Сколь же оно благодатно, это ограждение, из коего мы, однако, всеми силами пытаемся вырваться! А ведь именно оно создает счастливый островок средь бушующего моря; блажен, кто мирно почивает на его лоне, не опасаясь быть разбуженным, ему не грозят никакие бури. Но горе тому, кто, подстрекаем злосчастным любопытством, рвется прочь, на ту сторону туманной горной гряды, спасительно окаймляющей горизонт.
Он будет носиться туда-сюда по бурным волнам забот и треволнений в поисках неведомых земель, прячущихся во мгле, и островок, где он прежде жил столь беззаботно, утратит для него свою прелесть.
Одно из прекраснейших воспоминаний Антонова детства – как мать, закутав его в свое платье, бежит с ним на руках под хлещущим проливным дождем. В маленькой деревне жизнь казалась ему раем, но за голубой дымкой гор, неодолимо притягивающих взгляд, его уже подстерегали страдания, которым предстояло отравить его детские годы.
Коль скоро я повернул повествование вспять, дабы описать первые впечатления Антона и его представления об окружающем мире, уместно будет привести еще два самых ранних его воспоминания о том, как он ощущал людскую несправедливость.
Он до сих пор ясно видит себя на втором году жизни, когда они с матерью еще не жили в деревне, как он бегает по улице перед домом и, завидев богато одетого человека, кидается ему под ноги и начинает изо всех сил колотить его своими ручонками, словно пытаясь доказать себе и другим, что ему причинили несправедливость, хотя внутри чувствует, что обидчик – он сам.
Это воспоминание примечательно своей необычностью и яркостью и вполне достоверно, поскольку в силу незначительности самого происшествия, едва ли кто-то позже ему об этом рассказывал.
Второе воспоминание относится к четвертому году жизни Антона: мать выбранила его за неповиновение – он раздевался, и вышло так, что какая-то часть его платья с шорохом упала на стул; мать решила, что он швырнул ее туда из упрямства, и сурово его наказала.
Это была первая настоящая несправедливость, которая глубоко его ранила и запомнилась навсегда; с тех пор он стал считать свою мать несправедливой и при каждом следующем наказании неизменно припоминал этот случай.
Я уже говорил, какой рисовалась ему в детстве смерть.
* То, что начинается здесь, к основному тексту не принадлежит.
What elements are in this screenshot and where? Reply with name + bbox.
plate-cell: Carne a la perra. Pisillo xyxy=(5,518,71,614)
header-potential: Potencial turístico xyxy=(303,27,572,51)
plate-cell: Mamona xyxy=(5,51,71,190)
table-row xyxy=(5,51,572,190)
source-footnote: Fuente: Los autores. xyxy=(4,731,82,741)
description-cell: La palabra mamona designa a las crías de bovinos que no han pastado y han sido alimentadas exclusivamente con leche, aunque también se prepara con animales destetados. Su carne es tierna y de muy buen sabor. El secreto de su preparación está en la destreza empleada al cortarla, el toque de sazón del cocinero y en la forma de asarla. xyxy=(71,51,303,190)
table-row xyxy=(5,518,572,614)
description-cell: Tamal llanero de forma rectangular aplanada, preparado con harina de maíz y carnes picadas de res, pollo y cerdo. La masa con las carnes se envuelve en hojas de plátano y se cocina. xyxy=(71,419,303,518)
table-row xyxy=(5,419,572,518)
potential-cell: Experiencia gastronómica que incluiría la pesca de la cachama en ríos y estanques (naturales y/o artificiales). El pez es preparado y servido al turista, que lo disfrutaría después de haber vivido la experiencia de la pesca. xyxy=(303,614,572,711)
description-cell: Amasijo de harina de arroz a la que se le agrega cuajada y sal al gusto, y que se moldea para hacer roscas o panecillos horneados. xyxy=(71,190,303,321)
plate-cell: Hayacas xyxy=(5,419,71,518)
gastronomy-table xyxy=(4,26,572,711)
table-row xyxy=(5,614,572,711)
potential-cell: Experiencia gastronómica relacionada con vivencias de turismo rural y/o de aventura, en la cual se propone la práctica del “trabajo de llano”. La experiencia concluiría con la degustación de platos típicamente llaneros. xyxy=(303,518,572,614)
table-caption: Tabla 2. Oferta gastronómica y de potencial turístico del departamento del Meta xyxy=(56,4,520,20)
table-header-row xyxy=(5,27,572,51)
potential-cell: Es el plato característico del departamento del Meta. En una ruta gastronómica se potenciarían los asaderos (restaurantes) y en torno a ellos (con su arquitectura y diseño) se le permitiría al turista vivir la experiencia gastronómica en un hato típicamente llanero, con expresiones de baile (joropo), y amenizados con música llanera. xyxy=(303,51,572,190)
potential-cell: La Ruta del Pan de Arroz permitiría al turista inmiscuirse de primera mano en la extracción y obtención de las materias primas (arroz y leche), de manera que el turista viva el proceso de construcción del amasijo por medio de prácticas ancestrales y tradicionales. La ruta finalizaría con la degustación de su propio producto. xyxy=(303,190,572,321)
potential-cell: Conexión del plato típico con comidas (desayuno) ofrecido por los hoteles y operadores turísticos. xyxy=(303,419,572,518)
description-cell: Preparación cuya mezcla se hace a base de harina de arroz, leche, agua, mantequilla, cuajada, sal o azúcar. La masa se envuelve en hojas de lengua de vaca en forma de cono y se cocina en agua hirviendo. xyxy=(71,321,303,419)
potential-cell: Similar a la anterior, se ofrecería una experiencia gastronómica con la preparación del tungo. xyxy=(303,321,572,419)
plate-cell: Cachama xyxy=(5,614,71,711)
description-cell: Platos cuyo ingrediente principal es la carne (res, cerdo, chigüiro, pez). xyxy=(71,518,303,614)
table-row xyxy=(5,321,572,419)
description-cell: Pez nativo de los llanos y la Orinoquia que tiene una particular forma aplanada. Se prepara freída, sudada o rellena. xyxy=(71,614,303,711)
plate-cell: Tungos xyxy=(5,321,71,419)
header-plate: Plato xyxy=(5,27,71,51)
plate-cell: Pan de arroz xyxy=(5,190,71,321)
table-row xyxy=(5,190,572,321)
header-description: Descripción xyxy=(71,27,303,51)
Изменилось это лишь на десятом году, когда к его родителям зашла соседка и рассказала, как ее двоюродный брат, горнорабочий, сорвался с лестницы в шахту и размозжил себе голову. С тех пор он испытывал сильный страх смерти, доставивший ему много горестных минут.
Антон слушал ее очень внимательно и при упоминании о разбитой голове вдруг ясно вообразил полное прекращение мыслей и чувств, а также исчезновение, отсутствие самого себя, и это воспоминание потом всякий раз наполняло его страхом и ужасом. С тех пор он испытывал сильный страх смерти, доставивший ему много горестных минут.
Мне остается сказать кое-что о первых воззрениях на Бога и мир, сложившихся у него примерно в десятилетнем возрасте.
Часто, когда небо заволакивало тучами и горизонт совсем сжимался, им овладевала смутная тревога: чту, если весь мир покрыт одним сводом, как покрыта потолком комната, в которой он живет? Когда же он поднимался в мыслях над этим сводом, мир представлялся ему чрезвычайно маленьким, и ему думалось, будто этот мир целиком содержится в другом мире, тот – в третьем, и так снова и снова.
Примерно так же представлял он себе и Бога, когда пытался помыслить его как высшее существо.